You know the sense of decorum and probity that marketing consultants have brought to our political campaigns? Now they’re doing the same thing for whole countries. It’s called “nation branding,” a new, improved way to jostle for attention in the global marketplace. A key part of the mission is to sum up a nation in a single dazzling phrase. “Malaysia, Truly Asia,” for instance, or “Chile, All Ways Surprising.” South Korea briefly touted itself as “Dynamic Korea,” and then switched to “Korea, Sparkling,” until someone pointed out that it sounded like a fizzy drink. “Miraculous Korea” was briefly contemplated as a replacement, but finally everyone settled on “Korea, Be Inspired.” (“Korea, So Good We Made Two” was never a serious contender.)

Branding a nation clearly poses many challenges. The tendency of some countries to have a lunatic for dear leader is not, however, one of them; consultants are used to that from the corporate world. But a lot of countries don’t have much of an identity, as far as the outside world is concerned. They proliferate like brands of soap, with only so much sparkle to go around.

You have to sympathize with the authors of an academic article headlined “Development of a national branding strategy: The case of Latvia.” But let’s brainstorm here. The official Latvia travel webpage boasts that “In Latvia, there is every opportunity to receive high-level medical services.” (And, OK, six Unesco World Heritage sites in an area smaller than South Carolina.) But if the idea is to dazzle tourists, investors, international agencies and the media, “Mad Men’s” Don Draper would tell us to reach into their souls: “Latvia…Home of the Bacon Bun.”

No doubt nation branding involves hours of patient explaining to baffled government officials why traditional ideas about identity don’t matter much, compared with what the world wants. For instance, the Caribbean nation of Trinidad and Tobago’s motto is “Together we aspire, together we achieve.” But how about “Rum Punch on the Beach,” instead? Likewise, the motto of the British Virgin Islands is “Vigilante” (Be watchful). But since BVI has built itself into a financial haven by discreetly not watching, maybe the nation brand could be something peppier, like “Fabulous Tax Schemes.”   India has one of the world’s oldest civilizations, but to the outside world, it might as well be, “India: Where Operators Are Always Standing By.”  Somehow the current brand, “Incredible India,” doesn’t seem like much of a fix.

The best nation brands catch on and generate buzz. But they can also have a nasty way of biting back. When Ireland’s “Celtic Tiger” recently went on life support from the European Union, for instance, it led inevitably to headlines about being declawed, defanged and “Too Old to Pounce.” Nor did Britain do all that well by the 1990s brand “Cool Britannia.” It used to seem just like a lame Austin Powersy attempt to cash in on the Fab 1960s.

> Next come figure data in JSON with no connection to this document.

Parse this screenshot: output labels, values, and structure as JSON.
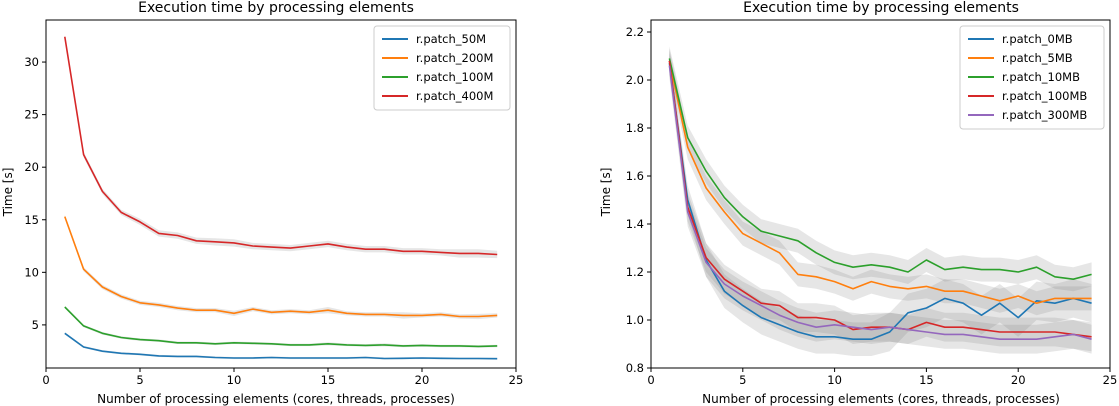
{
  "chart_data": [
    {
      "type": "line",
      "title": "Execution time by processing elements",
      "xlabel": "Number of processing elements (cores, threads, processes)",
      "ylabel": "Time [s]",
      "xlim": [
        0,
        25
      ],
      "ylim": [
        0.9,
        34.0
      ],
      "xticks": [
        0,
        5,
        10,
        15,
        20,
        25
      ],
      "yticks": [
        5,
        10,
        15,
        20,
        25,
        30
      ],
      "ytick_labels": [
        "5",
        "10",
        "15",
        "20",
        "25",
        "30"
      ],
      "legend_position": "top-right",
      "x": [
        1,
        2,
        3,
        4,
        5,
        6,
        7,
        8,
        9,
        10,
        11,
        12,
        13,
        14,
        15,
        16,
        17,
        18,
        19,
        20,
        21,
        22,
        23,
        24
      ],
      "series": [
        {
          "name": "r.patch_50M",
          "color": "#1f77b4",
          "values": [
            4.2,
            2.9,
            2.5,
            2.3,
            2.2,
            2.05,
            2.0,
            2.0,
            1.9,
            1.85,
            1.85,
            1.9,
            1.85,
            1.85,
            1.85,
            1.85,
            1.9,
            1.8,
            1.82,
            1.85,
            1.82,
            1.8,
            1.8,
            1.78
          ],
          "band": [
            0.1,
            0.1,
            0.1,
            0.1,
            0.1,
            0.1,
            0.1,
            0.1,
            0.1,
            0.1,
            0.1,
            0.1,
            0.1,
            0.1,
            0.1,
            0.1,
            0.1,
            0.1,
            0.1,
            0.1,
            0.1,
            0.1,
            0.1,
            0.1
          ]
        },
        {
          "name": "r.patch_200M",
          "color": "#ff7f0e",
          "values": [
            15.3,
            10.3,
            8.6,
            7.7,
            7.1,
            6.9,
            6.6,
            6.4,
            6.4,
            6.1,
            6.5,
            6.2,
            6.3,
            6.2,
            6.4,
            6.1,
            6.0,
            6.0,
            5.9,
            5.9,
            6.0,
            5.8,
            5.8,
            5.9
          ],
          "band": [
            0.15,
            0.2,
            0.2,
            0.2,
            0.2,
            0.2,
            0.2,
            0.2,
            0.2,
            0.25,
            0.2,
            0.2,
            0.2,
            0.2,
            0.3,
            0.2,
            0.2,
            0.2,
            0.3,
            0.2,
            0.2,
            0.2,
            0.25,
            0.2
          ]
        },
        {
          "name": "r.patch_100M",
          "color": "#2ca02c",
          "values": [
            6.7,
            4.9,
            4.2,
            3.8,
            3.6,
            3.5,
            3.3,
            3.3,
            3.2,
            3.3,
            3.25,
            3.2,
            3.1,
            3.1,
            3.2,
            3.1,
            3.05,
            3.1,
            3.0,
            3.05,
            3.0,
            3.0,
            2.95,
            3.0
          ],
          "band": [
            0.1,
            0.12,
            0.12,
            0.12,
            0.12,
            0.12,
            0.12,
            0.12,
            0.12,
            0.12,
            0.12,
            0.12,
            0.12,
            0.12,
            0.15,
            0.12,
            0.12,
            0.15,
            0.12,
            0.12,
            0.12,
            0.12,
            0.12,
            0.12
          ]
        },
        {
          "name": "r.patch_400M",
          "color": "#d62728",
          "values": [
            32.4,
            21.2,
            17.7,
            15.7,
            14.8,
            13.7,
            13.5,
            13.0,
            12.9,
            12.8,
            12.5,
            12.4,
            12.3,
            12.5,
            12.7,
            12.4,
            12.2,
            12.2,
            12.0,
            12.0,
            11.9,
            11.8,
            11.8,
            11.7
          ],
          "band": [
            0.15,
            0.25,
            0.25,
            0.25,
            0.3,
            0.3,
            0.3,
            0.3,
            0.35,
            0.35,
            0.3,
            0.3,
            0.3,
            0.3,
            0.3,
            0.3,
            0.3,
            0.3,
            0.3,
            0.3,
            0.3,
            0.4,
            0.4,
            0.35
          ]
        }
      ]
    },
    {
      "type": "line",
      "title": "Execution time by processing elements",
      "xlabel": "Number of processing elements (cores, threads, processes)",
      "ylabel": "Time [s]",
      "xlim": [
        0,
        25
      ],
      "ylim": [
        0.8,
        2.25
      ],
      "xticks": [
        0,
        5,
        10,
        15,
        20,
        25
      ],
      "yticks": [
        0.8,
        1.0,
        1.2,
        1.4,
        1.6,
        1.8,
        2.0,
        2.2
      ],
      "ytick_labels": [
        "0.8",
        "1.0",
        "1.2",
        "1.4",
        "1.6",
        "1.8",
        "2.0",
        "2.2"
      ],
      "legend_position": "top-right",
      "x": [
        1,
        2,
        3,
        4,
        5,
        6,
        7,
        8,
        9,
        10,
        11,
        12,
        13,
        14,
        15,
        16,
        17,
        18,
        19,
        20,
        21,
        22,
        23,
        24
      ],
      "series": [
        {
          "name": "r.patch_0MB",
          "color": "#1f77b4",
          "values": [
            2.07,
            1.5,
            1.25,
            1.12,
            1.06,
            1.01,
            0.98,
            0.95,
            0.93,
            0.93,
            0.92,
            0.92,
            0.95,
            1.03,
            1.05,
            1.09,
            1.07,
            1.02,
            1.07,
            1.01,
            1.08,
            1.07,
            1.09,
            1.07
          ],
          "band": [
            0.05,
            0.06,
            0.07,
            0.07,
            0.07,
            0.07,
            0.07,
            0.07,
            0.07,
            0.07,
            0.07,
            0.07,
            0.08,
            0.08,
            0.08,
            0.08,
            0.08,
            0.08,
            0.08,
            0.08,
            0.08,
            0.08,
            0.08,
            0.08
          ]
        },
        {
          "name": "r.patch_5MB",
          "color": "#ff7f0e",
          "values": [
            2.08,
            1.72,
            1.55,
            1.45,
            1.36,
            1.32,
            1.28,
            1.19,
            1.18,
            1.16,
            1.13,
            1.16,
            1.14,
            1.13,
            1.14,
            1.12,
            1.12,
            1.1,
            1.08,
            1.1,
            1.07,
            1.09,
            1.09,
            1.09
          ],
          "band": [
            0.05,
            0.05,
            0.05,
            0.05,
            0.05,
            0.05,
            0.05,
            0.05,
            0.05,
            0.05,
            0.05,
            0.05,
            0.05,
            0.05,
            0.05,
            0.05,
            0.05,
            0.05,
            0.05,
            0.05,
            0.05,
            0.05,
            0.05,
            0.05
          ]
        },
        {
          "name": "r.patch_10MB",
          "color": "#2ca02c",
          "values": [
            2.09,
            1.76,
            1.62,
            1.51,
            1.43,
            1.37,
            1.35,
            1.33,
            1.28,
            1.24,
            1.22,
            1.23,
            1.22,
            1.2,
            1.25,
            1.21,
            1.22,
            1.21,
            1.21,
            1.2,
            1.22,
            1.18,
            1.17,
            1.19
          ],
          "band": [
            0.05,
            0.05,
            0.05,
            0.05,
            0.05,
            0.05,
            0.05,
            0.05,
            0.05,
            0.05,
            0.05,
            0.05,
            0.05,
            0.05,
            0.05,
            0.05,
            0.05,
            0.05,
            0.05,
            0.05,
            0.05,
            0.05,
            0.05,
            0.05
          ]
        },
        {
          "name": "r.patch_100MB",
          "color": "#d62728",
          "values": [
            2.08,
            1.47,
            1.26,
            1.17,
            1.12,
            1.07,
            1.06,
            1.01,
            1.01,
            1.0,
            0.96,
            0.97,
            0.97,
            0.96,
            0.99,
            0.97,
            0.97,
            0.96,
            0.95,
            0.95,
            0.95,
            0.95,
            0.94,
            0.93
          ],
          "band": [
            0.05,
            0.06,
            0.06,
            0.06,
            0.06,
            0.06,
            0.06,
            0.06,
            0.06,
            0.06,
            0.06,
            0.06,
            0.06,
            0.06,
            0.06,
            0.06,
            0.06,
            0.06,
            0.06,
            0.06,
            0.06,
            0.06,
            0.06,
            0.06
          ]
        },
        {
          "name": "r.patch_300MB",
          "color": "#9467bd",
          "values": [
            2.06,
            1.45,
            1.24,
            1.15,
            1.1,
            1.06,
            1.02,
            0.99,
            0.97,
            0.98,
            0.97,
            0.96,
            0.97,
            0.96,
            0.95,
            0.94,
            0.94,
            0.93,
            0.92,
            0.92,
            0.92,
            0.93,
            0.94,
            0.92
          ],
          "band": [
            0.05,
            0.06,
            0.06,
            0.06,
            0.06,
            0.06,
            0.06,
            0.06,
            0.06,
            0.06,
            0.06,
            0.06,
            0.06,
            0.06,
            0.06,
            0.06,
            0.06,
            0.06,
            0.06,
            0.06,
            0.06,
            0.06,
            0.06,
            0.06
          ]
        }
      ]
    }
  ]
}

Then it took on a chilly new meaning this past winter, when the entire nation fell into a deep freeze.  (Oddly, Jamaica relies on the overly familiar “Out of Many, One People,” when the national catchphrase is clearly “Evryting Cool?”   Send in the nation branders!)

With some countries, as with some political candidates, the best strategy may be to manage expectations—for instance, “China: Now 55 Percent Less Communist!” Or “Amazingly Asian Myanmar: Not Just for Jailed Dissidents!” Sweden has such a reputation for fabulously beautiful people that underselling might take some of the pressure off average-looking Swedes. What about “Eat Stinky Fish, Watch Disturbing Movies”?

The consultants themselves often seem a little vague about what they’re selling. Even brands they consider genius can look remarkably interchangeable. If it’s Tuesday, this must be “Amazing Thailand.” Or is it South Africa “Alive With Possibility”? Did we just touch down in “Positively Transforming” Estonia? Or is it “Iceland Naturally”?

Feeling confused? Ultimately, a wishful traveler might yearn for Bolivia—or anyplace, really—where “The authentic still exists.”